The TSA would have to submit to Congress a security plan including recommendations for improved security measures and for cargo and passenger screening along with a timeline and cost analysis for implementing such measures.
Currently, passengers are not screened before they board flights from the Montana airports. The flights all land in Billings. If the passengers are continuing on, they are bused to the front of the terminal and go through security screening at Billings Logan International Airport.
Senate and House negotiators must still hammer out a final version of the bill.
Bill Henderson, the Sidney airport director, had said earlier Friday that the TSA may begin a security program there within the year.
"We understand that we are in the budget for TSA to get into Sidney yet this year, so we're looking forward to that," he said.

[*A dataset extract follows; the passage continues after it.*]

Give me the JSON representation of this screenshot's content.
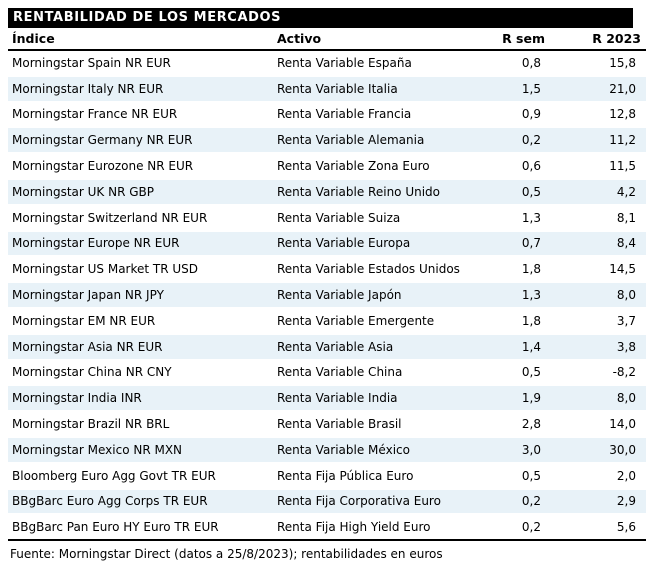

Henderson said he and most passengers he's talked to would welcome a screening program there.
"They feel they're paying for it in their tickets anyway and they feel it would be much more convenient to transfer to the next airline in Billings without having to go through screening again there," he said.
Rick Isle, airport director in Wolf Point, said they have been left wondering what's next.
"It's probably a really good idea we get this laid out to us, because we're kind of in limbo hanging out here."
But he added that TSA should have acted much sooner.
"It probably should have been done by TSA a long time ago," he said. "When this first came out, somebody should have started giving somebody direction. ... All of us have asked those questions and never got an answer."
TSA will have waited too long on security measures if an incident occurs, he said.
"The bad thing is if you wanted to get on a plane in Wolf Point with something, you could. You could have come in from Canada and you could get on the plane and fly it into some place," he said. "We need to be prepared."
Construction is set to begin within the next two weeks on an airport extension in Wolf Point. The city and county decided to fund it because they realized they do not have enough space for security screening if the TSA decides to implement it quickly, Isle said.
"Nobody's telling us anything, but if they decide to do this in six weeks, six months, a year, we can't handle it, we can't do it because we don't have a place to put them," he said.
Jerry Moline, airport manager in Lewistown, said he is fine with the current system and does not know what TSA's alternatives would be.
"They've always had minimal security here as far as being questioned about what they might be carrying in their luggage," he said. "They are asked for ID, but there's no X-rays or anything like that."
Leon Baker, airport manager in Glendive, said TSA plans have been in the making for the past year but that he doesn't know where the agency is going with it. "When are things going to happen, what's the plan?" he asked.
Baucus said rural airports need to be kept secure just like urban facilities.
"I do not want our rural airports to become a back door for illegal activity," he said. "That's why I'm working to beef up security at Essential Air Service airports in Montana and across the country."
Burns said, "This is an unnecessary hassle for Montanans in these communities. ... We need a better system for these Montana airports and this is definitely a step in the right direction."